Frequently asked questions
What is subsonic ammo?
Ammunition loaded to travel below the speed of sound — roughly 1,125 feet per second at sea level — which eliminates the supersonic crack so a suppressor can deliver its quietest report.
Why use subsonic ammo with a suppressor?
A suppressor reduces muzzle blast, but only subsonic ammo removes the bullet’s sonic boom. Together they produce the quietest shot and the softest recoil — the experience most people expect from a suppressor.
What’s the downside of subsonic ammo?
Lower velocity means a steeper trajectory and less energy downrange, so subsonic loads are best inside moderate ranges. A heavy, expanding bullet designed for low velocity — like the one in the Barnes Suppressor Series — offsets much of the terminal trade-off.
Is Barnes Suppressor Series good for hunting?
Yes. It’s purpose-built subsonic ammunition that drives a heavy expanding bullet at subsonic speed, which suits quiet, suppressed field shooting inside sensible ranges.

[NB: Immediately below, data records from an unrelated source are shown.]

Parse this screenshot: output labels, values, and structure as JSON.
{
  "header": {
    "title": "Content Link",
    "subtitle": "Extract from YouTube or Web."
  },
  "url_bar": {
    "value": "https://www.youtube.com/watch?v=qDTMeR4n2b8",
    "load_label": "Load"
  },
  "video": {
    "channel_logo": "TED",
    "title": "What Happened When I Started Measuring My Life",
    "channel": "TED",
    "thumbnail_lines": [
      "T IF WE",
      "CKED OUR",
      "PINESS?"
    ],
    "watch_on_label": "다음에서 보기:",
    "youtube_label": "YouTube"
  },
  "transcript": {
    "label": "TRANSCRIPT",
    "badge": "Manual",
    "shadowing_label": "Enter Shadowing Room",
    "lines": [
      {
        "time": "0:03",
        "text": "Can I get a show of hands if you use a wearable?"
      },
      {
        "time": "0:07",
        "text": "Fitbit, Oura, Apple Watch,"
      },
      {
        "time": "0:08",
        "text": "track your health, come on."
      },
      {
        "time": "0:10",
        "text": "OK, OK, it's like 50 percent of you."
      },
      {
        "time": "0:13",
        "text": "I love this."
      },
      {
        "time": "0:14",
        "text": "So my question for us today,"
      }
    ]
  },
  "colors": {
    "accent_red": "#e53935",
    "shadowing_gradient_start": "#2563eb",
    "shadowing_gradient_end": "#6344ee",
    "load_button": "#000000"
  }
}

Confirm the specific load and bullet weight for your game and barrel.
Is .308 or 300 Blackout better for subsonic?
Both work well. 300 Blackout was designed around subsonic performance from short barrels, while .308 subsonic keeps a bolt-rifle hunter on one familiar caliber. Choose based on your rifle and how you hunt.
How much ammo is in the giveaway?
Five boxes of Barnes Suppressor Series, included with the suppressed .308 package.